Goba, whose focus on education and development for girls and young women won her a place in a US State Department TechWomen programme for 2020, says there is an urgent need for support at school level.

“If we want more students to study IT, complete their courses and succeed in the industry, we need to support the subject in high school. When I took the course in university 20 years ago, I hadn’t had any exposure to IT at all. My classmates had taken computer science at school, so I was basically lagging by three years. Many students are still this far behind. We need that to change,” Goba says.

Goba says that while the public sector Education Department does define information technology as a school subject, the number of schools offering the subject is declining year on year.

According to the Department of Basic Education, the number of IT learners in all provinces has decreased since 2008, with drops of 66% in Northern Cape, 64.3% in KwaZulu Natal and 61.3% in North West province. Nationally, there is an average of only 12 IT learners per school, with the highest average – 14.6 – in Gauteng. Together, Gauteng and Western Cape accounted for 54% of IT learners in 2020. The race participation rate in IT should reflect national demographics, the Department notes. However, there is still a large portion of white (44%) and Indian (14%) learners, with the portion of African learners (34%) not reflecting the national demographics. By 2020, girls accounted for only around a quarter of IT learners.

“There seem to be various factors at play: some schools don’t have computer labs or are losing their resources to theft, there are still too few IT teachers, and one of the most pertinent challenges is maintenance gaps. Schools often don’t have maintenance teams – in fact, the educator must look after the computer lab and fix these resources, and it appears the Department of Education doesn’t have enough IT officers to support the schools.”

Running an IT lab isn’t cheap, she notes. “Free and low-fee schools really struggle to make ends meet, and they then need to raise potentially tens of thousands of rand a month for PCs, licences, connectivity and maintenance.

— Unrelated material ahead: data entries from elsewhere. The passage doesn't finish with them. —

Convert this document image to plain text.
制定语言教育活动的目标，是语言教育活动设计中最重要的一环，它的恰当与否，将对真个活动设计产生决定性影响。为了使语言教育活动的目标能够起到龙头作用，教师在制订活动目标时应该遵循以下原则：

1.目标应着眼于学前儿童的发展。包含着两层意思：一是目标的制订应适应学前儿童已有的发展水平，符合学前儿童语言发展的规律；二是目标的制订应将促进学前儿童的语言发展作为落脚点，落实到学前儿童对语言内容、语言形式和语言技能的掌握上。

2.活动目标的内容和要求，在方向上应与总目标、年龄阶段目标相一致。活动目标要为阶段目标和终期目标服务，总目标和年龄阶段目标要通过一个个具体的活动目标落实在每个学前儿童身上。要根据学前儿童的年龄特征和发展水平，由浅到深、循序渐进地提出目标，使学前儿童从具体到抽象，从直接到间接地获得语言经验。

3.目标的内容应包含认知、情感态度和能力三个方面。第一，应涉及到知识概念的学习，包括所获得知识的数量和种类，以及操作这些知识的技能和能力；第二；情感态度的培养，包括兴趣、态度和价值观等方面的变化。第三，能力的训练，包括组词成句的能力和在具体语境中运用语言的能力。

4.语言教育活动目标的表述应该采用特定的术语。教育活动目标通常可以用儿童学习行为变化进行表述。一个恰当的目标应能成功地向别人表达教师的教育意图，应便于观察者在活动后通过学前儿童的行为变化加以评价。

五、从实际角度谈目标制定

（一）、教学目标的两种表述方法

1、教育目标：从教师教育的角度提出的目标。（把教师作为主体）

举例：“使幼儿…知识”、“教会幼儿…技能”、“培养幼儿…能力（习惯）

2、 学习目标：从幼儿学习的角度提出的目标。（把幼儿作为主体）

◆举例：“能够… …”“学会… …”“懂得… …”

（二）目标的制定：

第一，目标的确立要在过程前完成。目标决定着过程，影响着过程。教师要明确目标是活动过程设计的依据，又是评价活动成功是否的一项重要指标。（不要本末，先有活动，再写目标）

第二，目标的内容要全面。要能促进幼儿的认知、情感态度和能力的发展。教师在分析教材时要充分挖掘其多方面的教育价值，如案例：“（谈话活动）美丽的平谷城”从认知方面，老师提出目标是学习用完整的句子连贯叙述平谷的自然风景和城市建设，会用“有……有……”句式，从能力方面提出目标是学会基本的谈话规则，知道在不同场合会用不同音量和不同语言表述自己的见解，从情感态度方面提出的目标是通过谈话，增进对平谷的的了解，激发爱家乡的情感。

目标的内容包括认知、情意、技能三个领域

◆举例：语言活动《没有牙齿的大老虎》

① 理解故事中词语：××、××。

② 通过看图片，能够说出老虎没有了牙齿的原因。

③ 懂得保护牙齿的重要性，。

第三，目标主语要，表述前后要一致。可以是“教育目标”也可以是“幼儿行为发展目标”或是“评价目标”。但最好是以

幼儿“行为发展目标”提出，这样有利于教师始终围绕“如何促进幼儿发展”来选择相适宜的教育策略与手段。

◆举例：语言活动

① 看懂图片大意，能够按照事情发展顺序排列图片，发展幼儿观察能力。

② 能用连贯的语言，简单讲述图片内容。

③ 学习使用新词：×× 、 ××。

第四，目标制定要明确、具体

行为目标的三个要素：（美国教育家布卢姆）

While licence and connectivity support is available to many schools, maintenance remains a challenge.”

“The question is: how do we support teachers so they can deliver the subject without having to worry about other basic things like maintenance and security?”

Goba believes the solution is the creation of a forum to bridge the needs of educators to the support South African IT companies can offer. “For example, IT companies could volunteer the regular support of their IT technicians to manage maintenance. Because a relatively low number of public schools offer IT, this commitment would be manageable and could fall under the company’s CSI programme.”

“Coordination plays a role, and this is something we as the Institute could perhaps support. It couldn’t be a blanket approach, but we could look at where the most IT students are and where the greatest need is,” she says.